I am having a rough week. I am not adjusting well to being inside so much, or driving. I miss the warmth, and the beach, and the free feeling of the village. People there were not full of judgment the way people here are. Nor did they expect so much out of people, they just allowed everyone to be free, and themselves, and shared the joy.
We are all, every one of us, damaged. It’s from being alive, living, loving, falling, learning, trying, failing, adventuring, trying again, healing, hurting, crying, growing… I try not to look at it as damaged. I try to see it as being alive. But some days we all feel damaged in some way or another.
Someone very dear to me tonight wrote me, “Lay your head down tonight and know you are loved.” I don’t think anyone has every said something so sweet, genuine, and loving to me. It totally ruined my perfectly shitty mood. I went from feeling sorry for myself, pathetic, puffy swollen eyes and snot bubbles, to feeling a little bit of a smile. Then a little warmth in my heart. And love, and hope. Not for anything specific, but hope in general, that everything will be better.

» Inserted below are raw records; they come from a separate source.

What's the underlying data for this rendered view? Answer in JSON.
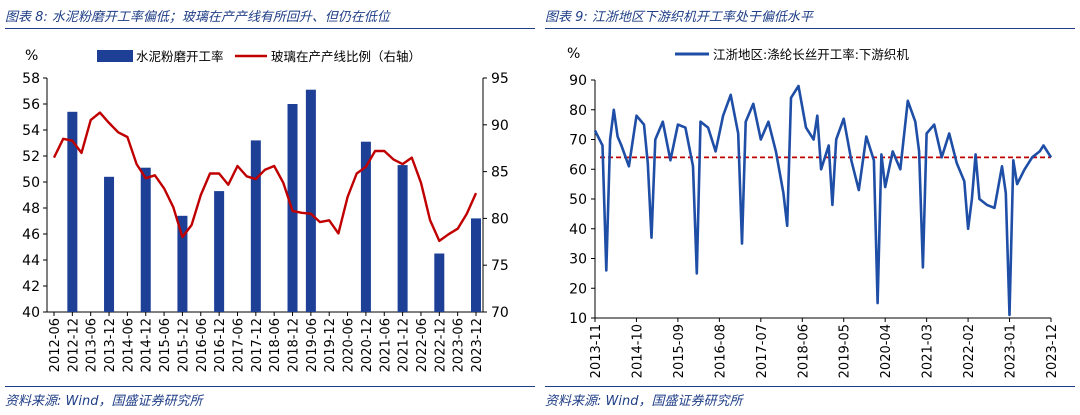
{
  "left": {
    "title": "图表 8:  水泥粉磨开工率偏低；玻璃在产产线有所回升、但仍在低位",
    "source": "资料来源:  Wind，国盛证券研究所"
  },
  "right": {
    "title": "图表 9:  江浙地区下游织机开工率处于偏低水平",
    "source": "资料来源:  Wind，国盛证券研究所"
  },
  "colors": {
    "navy": "#1f3e86",
    "bar": "#1d3f95",
    "red_line": "#c00000",
    "blue_line": "#1f4ea6",
    "dashed": "#c00000"
  },
  "chart_data": [
    {
      "type": "bar",
      "unit_left": "%",
      "ylim_left": [
        40,
        58
      ],
      "yticks_left": [
        40,
        42,
        44,
        46,
        48,
        50,
        52,
        54,
        56,
        58
      ],
      "ylim_right": [
        70,
        95
      ],
      "yticks_right": [
        70,
        75,
        80,
        85,
        90,
        95
      ],
      "categories": [
        "2012-06",
        "2012-12",
        "2013-06",
        "2013-12",
        "2014-06",
        "2014-12",
        "2015-06",
        "2015-12",
        "2016-06",
        "2016-12",
        "2017-06",
        "2017-12",
        "2018-06",
        "2018-12",
        "2019-06",
        "2019-12",
        "2020-06",
        "2020-12",
        "2021-06",
        "2021-12",
        "2022-06",
        "2022-12",
        "2023-06",
        "2023-12"
      ],
      "x_start": "2012-06",
      "x_end": "2023-12",
      "series": [
        {
          "name": "水泥粉磨开工率",
          "axis": "left",
          "type": "bar",
          "color": "#1d3f95",
          "points": [
            {
              "x": "2012-12",
              "y": 55.4
            },
            {
              "x": "2013-12",
              "y": 50.4
            },
            {
              "x": "2014-12",
              "y": 51.1
            },
            {
              "x": "2015-12",
              "y": 47.4
            },
            {
              "x": "2016-12",
              "y": 49.3
            },
            {
              "x": "2017-12",
              "y": 53.2
            },
            {
              "x": "2018-12",
              "y": 56.0
            },
            {
              "x": "2019-06",
              "y": 57.1
            },
            {
              "x": "2020-12",
              "y": 53.1
            },
            {
              "x": "2021-12",
              "y": 51.3
            },
            {
              "x": "2022-12",
              "y": 44.5
            },
            {
              "x": "2023-12",
              "y": 47.2
            }
          ]
        },
        {
          "name": "玻璃在产产线比例（右轴）",
          "axis": "right",
          "type": "line",
          "color": "#c00000",
          "points": [
            {
              "x": "2012-06",
              "y": 86.5
            },
            {
              "x": "2012-09",
              "y": 88.5
            },
            {
              "x": "2012-12",
              "y": 88.3
            },
            {
              "x": "2013-03",
              "y": 87.0
            },
            {
              "x": "2013-06",
              "y": 90.5
            },
            {
              "x": "2013-09",
              "y": 91.3
            },
            {
              "x": "2013-12",
              "y": 90.2
            },
            {
              "x": "2014-03",
              "y": 89.2
            },
            {
              "x": "2014-06",
              "y": 88.7
            },
            {
              "x": "2014-09",
              "y": 85.8
            },
            {
              "x": "2014-12",
              "y": 84.3
            },
            {
              "x": "2015-03",
              "y": 84.6
            },
            {
              "x": "2015-06",
              "y": 83.2
            },
            {
              "x": "2015-09",
              "y": 81.2
            },
            {
              "x": "2015-12",
              "y": 78.0
            },
            {
              "x": "2016-03",
              "y": 79.3
            },
            {
              "x": "2016-06",
              "y": 82.5
            },
            {
              "x": "2016-09",
              "y": 84.8
            },
            {
              "x": "2016-12",
              "y": 84.8
            },
            {
              "x": "2017-03",
              "y": 83.6
            },
            {
              "x": "2017-06",
              "y": 85.6
            },
            {
              "x": "2017-09",
              "y": 84.5
            },
            {
              "x": "2017-12",
              "y": 84.2
            },
            {
              "x": "2018-03",
              "y": 85.2
            },
            {
              "x": "2018-06",
              "y": 85.6
            },
            {
              "x": "2018-09",
              "y": 83.8
            },
            {
              "x": "2018-12",
              "y": 80.8
            },
            {
              "x": "2019-03",
              "y": 80.6
            },
            {
              "x": "2019-06",
              "y": 80.5
            },
            {
              "x": "2019-09",
              "y": 79.6
            },
            {
              "x": "2019-12",
              "y": 79.8
            },
            {
              "x": "2020-03",
              "y": 78.4
            },
            {
              "x": "2020-06",
              "y": 82.3
            },
            {
              "x": "2020-09",
              "y": 84.8
            },
            {
              "x": "2020-12",
              "y": 85.5
            },
            {
              "x": "2021-03",
              "y": 87.2
            },
            {
              "x": "2021-06",
              "y": 87.2
            },
            {
              "x": "2021-09",
              "y": 86.3
            },
            {
              "x": "2021-12",
              "y": 85.8
            },
            {
              "x": "2022-03",
              "y": 86.5
            },
            {
              "x": "2022-06",
              "y": 83.8
            },
            {
              "x": "2022-09",
              "y": 79.8
            },
            {
              "x": "2022-12",
              "y": 77.6
            },
            {
              "x": "2023-03",
              "y": 78.3
            },
            {
              "x": "2023-06",
              "y": 78.9
            },
            {
              "x": "2023-09",
              "y": 80.5
            },
            {
              "x": "2023-12",
              "y": 82.7
            }
          ]
        }
      ]
    },
    {
      "type": "line",
      "unit": "%",
      "ylim": [
        10,
        90
      ],
      "yticks": [
        10,
        20,
        30,
        40,
        50,
        60,
        70,
        80,
        90
      ],
      "categories": [
        "2013-11",
        "2014-10",
        "2015-09",
        "2016-08",
        "2017-07",
        "2018-06",
        "2019-05",
        "2020-04",
        "2021-03",
        "2022-02",
        "2023-01",
        "2023-12"
      ],
      "x_start": "2013-11",
      "x_end": "2023-12",
      "reference_line": 64,
      "series": [
        {
          "name": "江浙地区:涤纶长丝开工率:下游织机",
          "color": "#1f4ea6",
          "points": [
            {
              "x": "2013-11",
              "y": 73
            },
            {
              "x": "2014-01",
              "y": 68
            },
            {
              "x": "2014-02",
              "y": 26
            },
            {
              "x": "2014-03",
              "y": 70
            },
            {
              "x": "2014-04",
              "y": 80
            },
            {
              "x": "2014-05",
              "y": 71
            },
            {
              "x": "2014-06",
              "y": 68
            },
            {
              "x": "2014-08",
              "y": 61
            },
            {
              "x": "2014-10",
              "y": 78
            },
            {
              "x": "2014-12",
              "y": 75
            },
            {
              "x": "2015-01",
              "y": 62
            },
            {
              "x": "2015-02",
              "y": 37
            },
            {
              "x": "2015-03",
              "y": 70
            },
            {
              "x": "2015-05",
              "y": 76
            },
            {
              "x": "2015-07",
              "y": 63
            },
            {
              "x": "2015-09",
              "y": 75
            },
            {
              "x": "2015-11",
              "y": 74
            },
            {
              "x": "2016-01",
              "y": 61
            },
            {
              "x": "2016-02",
              "y": 25
            },
            {
              "x": "2016-03",
              "y": 76
            },
            {
              "x": "2016-05",
              "y": 74
            },
            {
              "x": "2016-07",
              "y": 66
            },
            {
              "x": "2016-09",
              "y": 78
            },
            {
              "x": "2016-11",
              "y": 85
            },
            {
              "x": "2017-01",
              "y": 72
            },
            {
              "x": "2017-02",
              "y": 35
            },
            {
              "x": "2017-03",
              "y": 76
            },
            {
              "x": "2017-05",
              "y": 82
            },
            {
              "x": "2017-07",
              "y": 70
            },
            {
              "x": "2017-09",
              "y": 76
            },
            {
              "x": "2017-11",
              "y": 66
            },
            {
              "x": "2018-01",
              "y": 52
            },
            {
              "x": "2018-02",
              "y": 41
            },
            {
              "x": "2018-03",
              "y": 84
            },
            {
              "x": "2018-05",
              "y": 88
            },
            {
              "x": "2018-07",
              "y": 74
            },
            {
              "x": "2018-09",
              "y": 70
            },
            {
              "x": "2018-10",
              "y": 78
            },
            {
              "x": "2018-11",
              "y": 60
            },
            {
              "x": "2019-01",
              "y": 68
            },
            {
              "x": "2019-02",
              "y": 48
            },
            {
              "x": "2019-03",
              "y": 70
            },
            {
              "x": "2019-05",
              "y": 77
            },
            {
              "x": "2019-07",
              "y": 63
            },
            {
              "x": "2019-09",
              "y": 53
            },
            {
              "x": "2019-11",
              "y": 71
            },
            {
              "x": "2020-01",
              "y": 63
            },
            {
              "x": "2020-02",
              "y": 15
            },
            {
              "x": "2020-03",
              "y": 65
            },
            {
              "x": "2020-04",
              "y": 54
            },
            {
              "x": "2020-06",
              "y": 66
            },
            {
              "x": "2020-08",
              "y": 60
            },
            {
              "x": "2020-10",
              "y": 83
            },
            {
              "x": "2020-12",
              "y": 76
            },
            {
              "x": "2021-01",
              "y": 66
            },
            {
              "x": "2021-02",
              "y": 27
            },
            {
              "x": "2021-03",
              "y": 72
            },
            {
              "x": "2021-05",
              "y": 75
            },
            {
              "x": "2021-07",
              "y": 64
            },
            {
              "x": "2021-09",
              "y": 72
            },
            {
              "x": "2021-11",
              "y": 62
            },
            {
              "x": "2022-01",
              "y": 56
            },
            {
              "x": "2022-02",
              "y": 40
            },
            {
              "x": "2022-03",
              "y": 50
            },
            {
              "x": "2022-04",
              "y": 65
            },
            {
              "x": "2022-05",
              "y": 50
            },
            {
              "x": "2022-07",
              "y": 48
            },
            {
              "x": "2022-09",
              "y": 47
            },
            {
              "x": "2022-11",
              "y": 61
            },
            {
              "x": "2022-12",
              "y": 52
            },
            {
              "x": "2023-01",
              "y": 11
            },
            {
              "x": "2023-02",
              "y": 63
            },
            {
              "x": "2023-03",
              "y": 55
            },
            {
              "x": "2023-05",
              "y": 60
            },
            {
              "x": "2023-07",
              "y": 64
            },
            {
              "x": "2023-09",
              "y": 66
            },
            {
              "x": "2023-10",
              "y": 68
            },
            {
              "x": "2023-12",
              "y": 64
            }
          ]
        }
      ]
    }
  ]
}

He reminded me that paradise is in our minds and in our hearts, we are all there, space is no time. He also reminded me to stay strong, not to stifle, speak my mind, stretch, live. I can’t feel it right now though. I can’t close my eyes and feel the joy of paradise in my mind. I lost it somehow, coming back. I promised I wouldn’t lose it, and promised to keep it alive in my heart, every day, bring paradise back with me and grow it within me and I would grow with it too.
All the walls here— physically and metaphorically, stifle me. I can’t connect, can’t feel the earth, the air, energy of life. I can’t feel love from here. I am wearing shoes, and can’t feel mother earth through the buildings, or cement, through closed windows and doors, floors and ceilings. Help- I am locked inside, losing air, feeling stifled and sad.
But sometimes, someone even far away, knows your heart, knows when to send love, and can blow a breeze, send a throught, that will ruffle the curtains on your shuttered up windows, and let the sun peek in… and you know you are not alone, and you feel love.